Wednesday, December 21, 2011

a SILENT night...really, you really think so?


                     
Well I don't.  Okay, so we have been over this multiple times now, I love holidays.  Everything about them.  I mean like a 5-year-old kid I love them.  Two of my most favorite things about Christmas are Nativity Scenes and snow globes.  So if you put the two together, it just makes for a real giddy me.  I can remember as a kid we used to have a super tacky (now looking back!) life-size, plastic, light-up, Nativity scene we would put on our porch.  Putting it out was the highlight of decorating.  Jojo and I never fought over who put the Angel on top of the tree, but when it came to who got to put baby Jesus in the manger on the front porch, like we had to alternate years.  We put this thing out for years, even after Joseph's head had fallen off and mom would glue it back on every year.  There has always been something special about a Nativity Scene that makes me stop, even for just a second, and ponder.  I think a lot about how my view of that miraculous night changes a bit every year, gaining a new appreciation of how my Lord and Savior was brought into this world. 

So this year, since we have moved, mom gave me the ultimate snow glob.  I used to fill my room with like 30 singing snow globes (plastic of course-Mom learned her lesson and she didn't name me Grace for a reason!)  BUT there was always this one, big, fancy, glass, Nativity Scene snow globe that she would set out in the den.  It played Away in a Manger.  I always loved it and this year she gave it to me so it sits on our dresser.  Last night as I was running around trying to get presents together, packing, baking, cleaning, and listening to Jess laugh about how we lived in a barn and our stuff was 'overlapping', I happen to look up at the snow globe and stop. 

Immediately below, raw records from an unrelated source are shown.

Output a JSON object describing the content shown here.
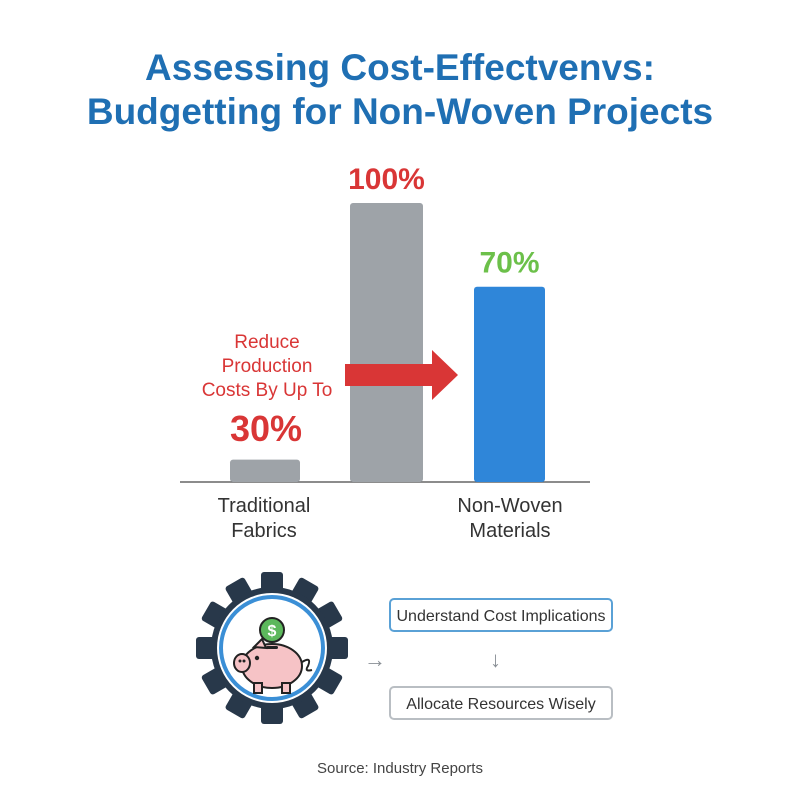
{
  "title_line1": "Assessing Cost-Effectvenvs:",
  "title_line2": "Budgetting for Non-Woven Projects",
  "colors": {
    "title": "#1f6fb3",
    "traditional_bar": "#9ea3a8",
    "nonwoven_bar": "#2f86d9",
    "accent_red": "#d93636",
    "accent_green": "#6cc04a"
  },
  "chart_data": {
    "type": "bar",
    "bars": [
      {
        "category_group": "Traditional Fabrics",
        "value": 8,
        "label": "",
        "color": "#9ea3a8"
      },
      {
        "category_group": "Traditional Fabrics",
        "value": 100,
        "label": "100%",
        "color": "#9ea3a8"
      },
      {
        "category_group": "Non-Woven Materials",
        "value": 70,
        "label": "70%",
        "color": "#2f86d9"
      }
    ],
    "categories_line1": [
      "Traditional",
      "Non-Woven"
    ],
    "categories_line2": [
      "Fabrics",
      "Materials"
    ],
    "ylim": [
      0,
      100
    ],
    "grid": false,
    "annotation": {
      "lines": [
        "Reduce",
        "Production",
        "Costs By Up To"
      ],
      "value": "30%",
      "arrow": "right"
    }
  },
  "process": {
    "icon": "gear-piggy-bank-icon",
    "step1": "Understand Cost Implications",
    "step2": "Allocate Resources Wisely"
  },
  "source": "Source: Industry Reports"
}
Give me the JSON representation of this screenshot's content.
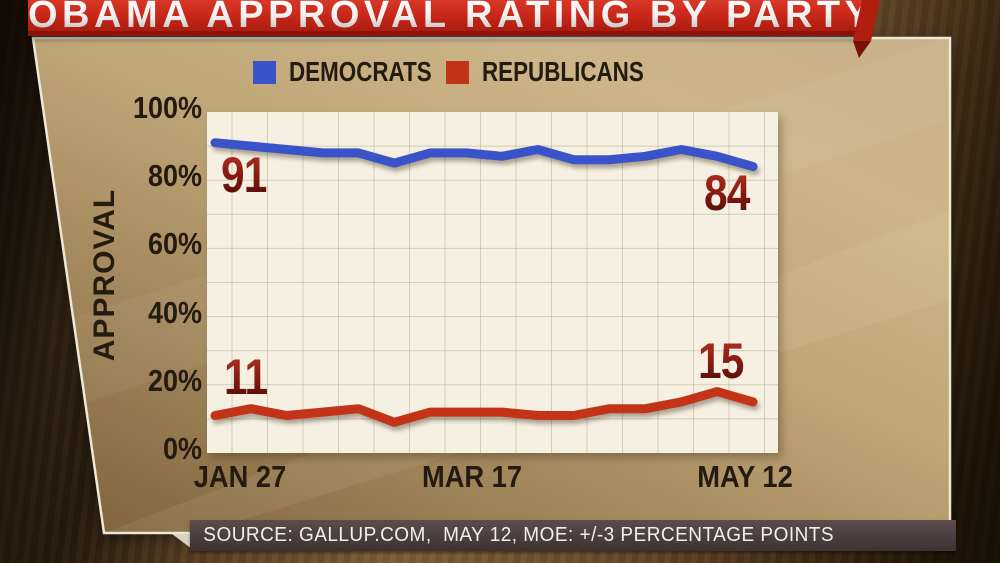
{
  "title": {
    "text": "OBAMA APPROVAL RATING BY PARTY"
  },
  "legend": {
    "items": [
      {
        "label": "DEMOCRATS",
        "color": "#3a53c8"
      },
      {
        "label": "REPUBLICANS",
        "color": "#c23318"
      }
    ]
  },
  "chart_data": {
    "type": "line",
    "title": "OBAMA APPROVAL RATING BY PARTY",
    "ylabel": "APPROVAL",
    "xlabel": "",
    "ylim": [
      0,
      100
    ],
    "grid": true,
    "legend_position": "top",
    "n_points": 16,
    "x_tick_labels": [
      "JAN 27",
      "MAR 17",
      "MAY 12"
    ],
    "x_tick_indices": [
      0,
      7,
      15
    ],
    "y_ticks": [
      {
        "label": "100%",
        "value": 100
      },
      {
        "label": "80%",
        "value": 80
      },
      {
        "label": "60%",
        "value": 60
      },
      {
        "label": "40%",
        "value": 40
      },
      {
        "label": "20%",
        "value": 20
      },
      {
        "label": "0%",
        "value": 0
      }
    ],
    "series": [
      {
        "name": "DEMOCRATS",
        "color": "#3a53c8",
        "values": [
          91,
          90,
          89,
          88,
          88,
          85,
          88,
          88,
          87,
          89,
          86,
          86,
          87,
          89,
          87,
          84
        ]
      },
      {
        "name": "REPUBLICANS",
        "color": "#c23318",
        "values": [
          11,
          13,
          11,
          12,
          13,
          9,
          12,
          12,
          12,
          11,
          11,
          13,
          13,
          15,
          18,
          15
        ]
      }
    ],
    "annotations": [
      {
        "text": "91%",
        "series": "DEMOCRATS",
        "point": "first"
      },
      {
        "text": "84%",
        "series": "DEMOCRATS",
        "point": "last"
      },
      {
        "text": "11%",
        "series": "REPUBLICANS",
        "point": "first"
      },
      {
        "text": "15%",
        "series": "REPUBLICANS",
        "point": "last"
      }
    ]
  },
  "source_bar": {
    "text": "SOURCE: GALLUP.COM,  MAY 12, MOE: +/-3 PERCENTAGE POINTS"
  },
  "colors": {
    "banner_red": "#c52618",
    "panel_gold": "#bfa678",
    "plot_background": "#f5f0e2",
    "data_label_maroon": "#7e1a10",
    "axis_text": "#231b10",
    "grid_line": "#b9ae8e"
  }
}
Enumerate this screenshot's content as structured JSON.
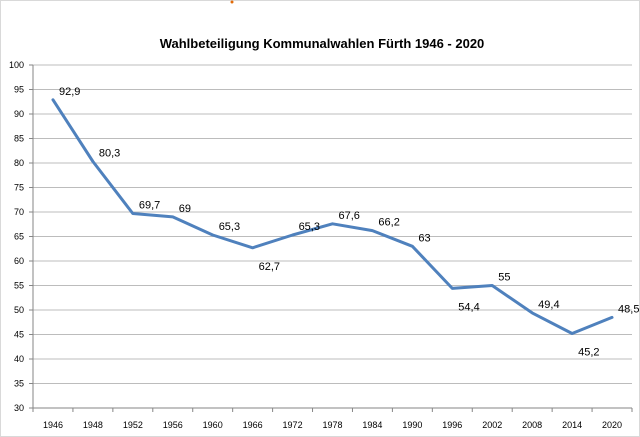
{
  "chart_data": {
    "type": "line",
    "title": "Wahlbeteiligung Kommunalwahlen Fürth 1946 - 2020",
    "xlabel": "",
    "ylabel": "",
    "categories": [
      "1946",
      "1948",
      "1952",
      "1956",
      "1960",
      "1966",
      "1972",
      "1978",
      "1984",
      "1990",
      "1996",
      "2002",
      "2008",
      "2014",
      "2020"
    ],
    "series": [
      {
        "values": [
          92.9,
          80.3,
          69.7,
          69,
          65.3,
          62.7,
          65.3,
          67.6,
          66.2,
          63,
          54.4,
          55,
          49.4,
          45.2,
          48.5
        ],
        "labels": [
          "92,9",
          "80,3",
          "69,7",
          "69",
          "65,3",
          "62,7",
          "65,3",
          "67,6",
          "66,2",
          "63",
          "54,4",
          "55",
          "49,4",
          "45,2",
          "48,5"
        ],
        "color": "#4f81bd"
      }
    ],
    "ylim": [
      30,
      100
    ],
    "yticks": [
      "30",
      "35",
      "40",
      "45",
      "50",
      "55",
      "60",
      "65",
      "70",
      "75",
      "80",
      "85",
      "90",
      "95",
      "100"
    ],
    "grid": true,
    "legend": "none"
  }
}
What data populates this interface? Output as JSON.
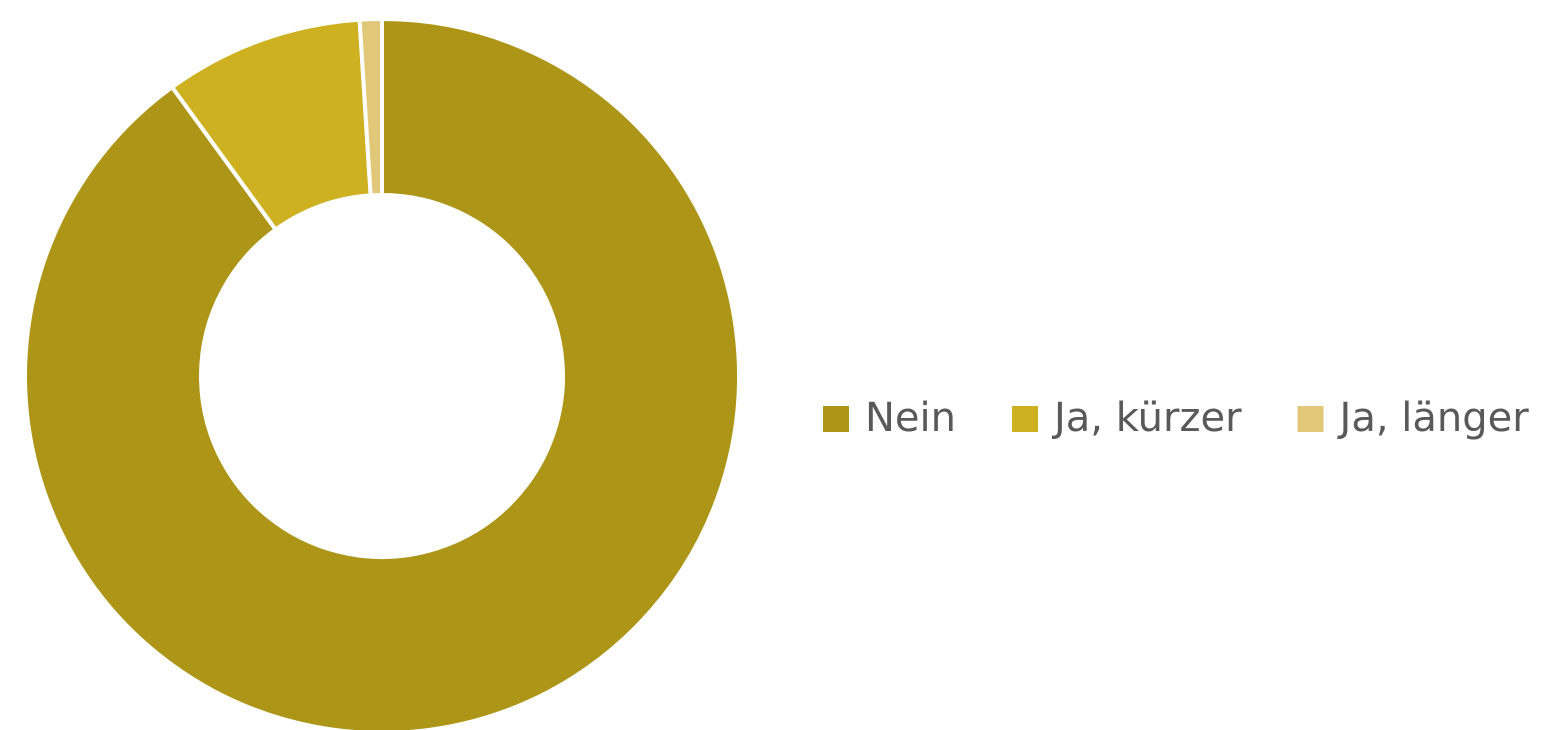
{
  "chart_data": {
    "type": "donut",
    "categories": [
      "Nein",
      "Ja, kürzer",
      "Ja, länger"
    ],
    "values": [
      90,
      9,
      1
    ],
    "colors": [
      "#ad9518",
      "#cdb121",
      "#e0c878"
    ],
    "legend": "right"
  }
}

Yes, we are living in a fixed up barn currently, but Jesus was BORN in a stable!  I am sure the barn we are in would seem like the Queen's Palace compared to where our Savior was brought into this world. I think about the bravery of Joseph and how scared Mary had to have been.  I wouldn't have exactly wanted to be Mary.  Okay, not only did she miss the epidural (hence the reason I don't think the night was too silent), sanitized sheets, birthing classes, or c-section, she was a young teenager away from her family giving birth to the Messiah.  I think about the smells of the stable.  I'm from Franklin County, I know what a barn smells like, and let's just say Yankee Candle would quickly discontinue it if it were a fragrance.  I think about the filth and condition of the stable.  I mean this is where animals were living.  Really, there was nothing 'pretty' about the whole scenario if you think about it.  And the crazy thing is, it didn't have to be like this.  When I hear the Messiah is being born, I visualize a symphony playing, lights flashing, a perfectly fluffy cloud coming from the sky, a beautiful silky baby, laying in Pottery Barn's finest linen's with 'The Son of God' monogrammed on the pillow.   I mean the whole 'no room in the inn/stable' scenario is just not how any of US would have planned it.  But thank goodness, He is not us.  Jesus was brought in this world in the most humble way possible by two obedient, simple, loving parents.  Wow!  So what makes us feel a sense of entitlement and pressure during the Christmas season?  Instead, we should count our blessings!  The greatest gift has already been given.  And it was given in the most simple way possible.